Mark Stoller moved to Falcon in 2007. He and his wife, Andra, both U.S. Air Force veterans, enjoy life with their daughters, extended family and adopted rescue dogs in Latigo. Mark savors the privilege of his wife and daughters being his muse for topics, people to meet and places to investigate.
Last month, I digitally de-cluttered my email queue of unwanted mailing lists, and deleted social media accounts. I kept Facebook, as a necessary evil, because of organizational pages.
Well, Facebook has pushed me too far.
Recently, I found Facebook instituted a category in your account settings called “Off-Facebook Activity.” This is a complete, absolute and unacceptable abuse of privacy.
This section collects your internet activity and receives your purchase information from other websites such as banking, shopping — among others.
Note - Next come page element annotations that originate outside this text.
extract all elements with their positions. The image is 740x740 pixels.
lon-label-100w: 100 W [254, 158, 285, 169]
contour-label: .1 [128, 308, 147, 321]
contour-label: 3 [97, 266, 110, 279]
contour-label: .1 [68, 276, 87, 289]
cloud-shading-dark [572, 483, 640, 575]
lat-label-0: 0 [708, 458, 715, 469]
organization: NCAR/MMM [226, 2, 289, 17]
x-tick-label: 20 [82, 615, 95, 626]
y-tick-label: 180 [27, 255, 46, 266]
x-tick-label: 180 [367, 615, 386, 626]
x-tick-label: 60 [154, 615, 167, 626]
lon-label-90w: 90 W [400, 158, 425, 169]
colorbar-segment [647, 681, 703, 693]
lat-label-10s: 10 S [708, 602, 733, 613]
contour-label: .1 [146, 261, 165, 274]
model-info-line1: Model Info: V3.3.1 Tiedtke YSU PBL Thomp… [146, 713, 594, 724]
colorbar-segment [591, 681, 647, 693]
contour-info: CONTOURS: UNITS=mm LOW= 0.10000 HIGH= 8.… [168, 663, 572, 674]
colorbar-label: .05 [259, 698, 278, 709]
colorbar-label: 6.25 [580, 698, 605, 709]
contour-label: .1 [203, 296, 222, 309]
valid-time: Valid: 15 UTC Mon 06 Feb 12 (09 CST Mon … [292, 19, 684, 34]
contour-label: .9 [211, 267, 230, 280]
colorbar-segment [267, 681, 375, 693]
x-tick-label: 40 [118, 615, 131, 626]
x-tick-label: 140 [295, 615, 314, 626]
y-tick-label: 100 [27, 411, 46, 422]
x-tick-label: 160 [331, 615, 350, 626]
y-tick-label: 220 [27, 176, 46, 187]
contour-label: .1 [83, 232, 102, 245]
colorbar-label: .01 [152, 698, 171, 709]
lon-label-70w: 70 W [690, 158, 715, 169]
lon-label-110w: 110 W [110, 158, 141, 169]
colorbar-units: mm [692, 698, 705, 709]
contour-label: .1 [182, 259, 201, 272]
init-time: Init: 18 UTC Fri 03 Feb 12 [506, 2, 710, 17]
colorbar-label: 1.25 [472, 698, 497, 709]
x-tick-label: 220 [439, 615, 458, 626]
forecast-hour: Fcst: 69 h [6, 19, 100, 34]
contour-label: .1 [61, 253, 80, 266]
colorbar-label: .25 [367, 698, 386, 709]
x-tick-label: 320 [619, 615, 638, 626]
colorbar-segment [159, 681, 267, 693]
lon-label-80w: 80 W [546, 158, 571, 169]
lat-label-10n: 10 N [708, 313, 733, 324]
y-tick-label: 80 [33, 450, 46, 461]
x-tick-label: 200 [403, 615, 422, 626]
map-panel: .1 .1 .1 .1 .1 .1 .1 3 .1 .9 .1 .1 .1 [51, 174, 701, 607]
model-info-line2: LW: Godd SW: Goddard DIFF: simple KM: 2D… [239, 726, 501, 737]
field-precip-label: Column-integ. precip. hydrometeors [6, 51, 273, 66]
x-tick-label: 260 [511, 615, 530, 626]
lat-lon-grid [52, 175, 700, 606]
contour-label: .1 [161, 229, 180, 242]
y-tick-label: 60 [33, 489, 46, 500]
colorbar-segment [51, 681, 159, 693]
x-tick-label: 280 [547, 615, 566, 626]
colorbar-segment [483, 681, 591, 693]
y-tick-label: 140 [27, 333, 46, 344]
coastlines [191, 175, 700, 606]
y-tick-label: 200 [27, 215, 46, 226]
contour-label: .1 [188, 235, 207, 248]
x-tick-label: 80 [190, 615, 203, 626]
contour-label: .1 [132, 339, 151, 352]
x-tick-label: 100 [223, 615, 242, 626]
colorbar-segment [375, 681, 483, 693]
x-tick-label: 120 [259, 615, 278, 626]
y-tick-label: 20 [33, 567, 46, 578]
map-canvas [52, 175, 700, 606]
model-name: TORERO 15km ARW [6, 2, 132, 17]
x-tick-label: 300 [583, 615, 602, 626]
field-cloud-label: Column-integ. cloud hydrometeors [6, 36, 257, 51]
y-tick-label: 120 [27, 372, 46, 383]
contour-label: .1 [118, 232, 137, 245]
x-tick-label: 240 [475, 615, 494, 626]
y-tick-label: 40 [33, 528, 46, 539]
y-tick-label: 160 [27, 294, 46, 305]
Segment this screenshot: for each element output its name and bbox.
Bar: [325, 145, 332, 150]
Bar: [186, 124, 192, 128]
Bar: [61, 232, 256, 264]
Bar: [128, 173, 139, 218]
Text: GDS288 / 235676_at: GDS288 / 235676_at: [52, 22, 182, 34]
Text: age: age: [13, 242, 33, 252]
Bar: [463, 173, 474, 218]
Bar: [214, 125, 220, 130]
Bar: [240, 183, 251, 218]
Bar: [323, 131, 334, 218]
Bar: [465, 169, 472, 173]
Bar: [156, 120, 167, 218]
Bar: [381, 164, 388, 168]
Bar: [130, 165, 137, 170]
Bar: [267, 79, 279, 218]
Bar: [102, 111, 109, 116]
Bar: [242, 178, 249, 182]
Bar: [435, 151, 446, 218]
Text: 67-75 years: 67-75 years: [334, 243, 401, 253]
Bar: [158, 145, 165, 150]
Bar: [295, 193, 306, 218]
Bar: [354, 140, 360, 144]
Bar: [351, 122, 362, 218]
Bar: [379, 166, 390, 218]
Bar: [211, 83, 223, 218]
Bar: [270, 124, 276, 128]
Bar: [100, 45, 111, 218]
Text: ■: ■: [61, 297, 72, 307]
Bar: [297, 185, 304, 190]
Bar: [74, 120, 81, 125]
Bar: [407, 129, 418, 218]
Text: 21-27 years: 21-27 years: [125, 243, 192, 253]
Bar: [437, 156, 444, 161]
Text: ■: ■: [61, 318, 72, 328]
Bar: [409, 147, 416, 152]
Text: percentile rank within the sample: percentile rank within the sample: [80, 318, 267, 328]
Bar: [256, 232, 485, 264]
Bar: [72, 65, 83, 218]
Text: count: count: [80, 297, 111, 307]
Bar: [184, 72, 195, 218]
They had collected my bank and website purchase data from before Thanksgiving.
With most social media sites, we log in, browse, react, comment, etc., and never really look deeper at the settings and categories the application continues to quietly build.
In Facebook, under Account — select Settings & Privacy, choose Settings, select Your Facebook Information, and find the Off-Facebook Activity link.
From here, you can first marvel at everything they have collected on you, then delete the collected history; and finally turn off future collections of your internet data.
Next, take a long look at the Access Your Information section. It will display a gallery of categories pertaining to every post, photo, video, comment, likes, reactions, friends, stories, messages, groups, events, profile information, following/follower data since you first signed up. The Information About You section is another collection of businesses, search history, location data, About You, security, log-in information, topics you view, voice recording, and voice transcripts if you uploaded a video. There is a link to request a full download report on your activity.
Back in my days as an intelligence analyst, these are the same categories of data we used to create target dossiers for individuals of interest.
Silence is consent. Even though my information resides on their servers for eternity, I will dump Facebook and put a stop to their abusive/intrusive policies.
Ditching an application I no longer value leads me to a fantastic show I found on Netflix called, “The Minimalists – Less is Now.”
The show stars Johua Fields Millburn and Ryan Nicodemus as the Minimalists – two guys who became fast friends in the fifth grade, lived through hard family situations and poverty.
The show co-stars Dave Ramsey (“The Total Money “), Annie Leonard (executive director of Greenpeace), T.K. Coleman (director, Foundation for Economic Education), Edwin McManus (founder, MOSAIC) and Dr. Denaye Barahona (founder, Simple Families).
For reference, minimalism is the intentional promotion of the things we most value and the removal of anything that distracts us from it.
Together, the cast provides experience and expert advice to answer the question, “How might your life be better with less?”
On average, when it comes to possessions — as you get more space, you get more stuff. As you get more stuff, you need more space — which leads to garages, basement and storage units full of forgotten excess.
This 53-minute show is packed with incredible material, statistics, examples of how we are manipulated consumers and reasons why we should minimize the non-essential items to focus on the essential time and people in our lives.
There are many internet sites with guides to de-cluttering your home and lifestyle. To begin, though, you must identify your values and how your possessions support/reflect those values. Once identified, you can go through your treasure trove and categorize your belongings as essential, non-essential or junk.
As the minimalists say, “We aren’t hoarders. We just hang on to a lifetime of collected memories.”
We are currently decluttering utilizing three criteria questions: Is this essential? Is this necessary? Will this add value to my life?